The IRS doled out more than $5 billion in potentially bogus college aid payments under an Obama stimulus tax credit in 2012, according to a new report Tuesday from the agency’s inspector general that said the administration still doesn’t have a good handle on how to root out erroneous claims.
More than 3.8 million students received more than $5.6 billion in questionable tax credits, the audit found — more than half of those never filed their tuition statement, while others were paid tax credits even though the schools they attended weren’t acceptable institutions.
Still other students claimed the credit for more than four years.
“The IRS still does not have effective processes to identify erroneous claims for education credits,” said J. Russell George, Treasury Inspector General for Tax Administration, who said he’s repeatedly warned the IRS about the problem but “many of the deficiencies TIGTA previously identified still exist.”
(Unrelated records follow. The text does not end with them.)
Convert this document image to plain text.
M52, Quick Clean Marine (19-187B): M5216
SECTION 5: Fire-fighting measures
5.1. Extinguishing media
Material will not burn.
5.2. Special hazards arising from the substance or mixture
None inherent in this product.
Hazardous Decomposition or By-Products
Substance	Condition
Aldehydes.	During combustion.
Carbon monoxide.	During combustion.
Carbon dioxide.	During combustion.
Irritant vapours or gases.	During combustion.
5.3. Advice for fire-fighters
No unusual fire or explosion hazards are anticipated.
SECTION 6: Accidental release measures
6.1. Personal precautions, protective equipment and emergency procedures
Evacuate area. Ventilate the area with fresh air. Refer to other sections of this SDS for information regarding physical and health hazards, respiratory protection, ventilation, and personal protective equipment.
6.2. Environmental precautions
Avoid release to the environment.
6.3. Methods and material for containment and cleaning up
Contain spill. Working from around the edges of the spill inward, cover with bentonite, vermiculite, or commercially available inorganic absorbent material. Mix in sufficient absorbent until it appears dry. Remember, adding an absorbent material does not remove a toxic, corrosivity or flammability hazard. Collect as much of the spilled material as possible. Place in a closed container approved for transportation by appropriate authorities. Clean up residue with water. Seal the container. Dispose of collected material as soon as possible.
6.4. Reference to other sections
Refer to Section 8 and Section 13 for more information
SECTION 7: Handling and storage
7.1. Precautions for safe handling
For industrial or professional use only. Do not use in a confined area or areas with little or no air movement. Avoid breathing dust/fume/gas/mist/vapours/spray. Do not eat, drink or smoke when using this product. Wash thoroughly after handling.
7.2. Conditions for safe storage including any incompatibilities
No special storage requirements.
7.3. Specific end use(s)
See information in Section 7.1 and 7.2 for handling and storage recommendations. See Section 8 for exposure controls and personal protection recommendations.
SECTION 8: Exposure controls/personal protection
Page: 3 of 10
Many of the problems, however, lie with Congress, which needs to grant the IRS new powers to check students’ claims against other government databases, Mr. George said.
The tax break at issue is known as the American Opportunity Tax Credit, which was a creation of President Obama’s 2009 stimulus. It was slated to expire in 2010, but Mr. Obama and Congress have extended it through 2017.
The credits are designed to offset the costs of college.
IRS officials said part of the blame for the potential fraud lies with schools and the school year itself, saying that information on students’ attendance comes too late for the agency to be able to check it against returns.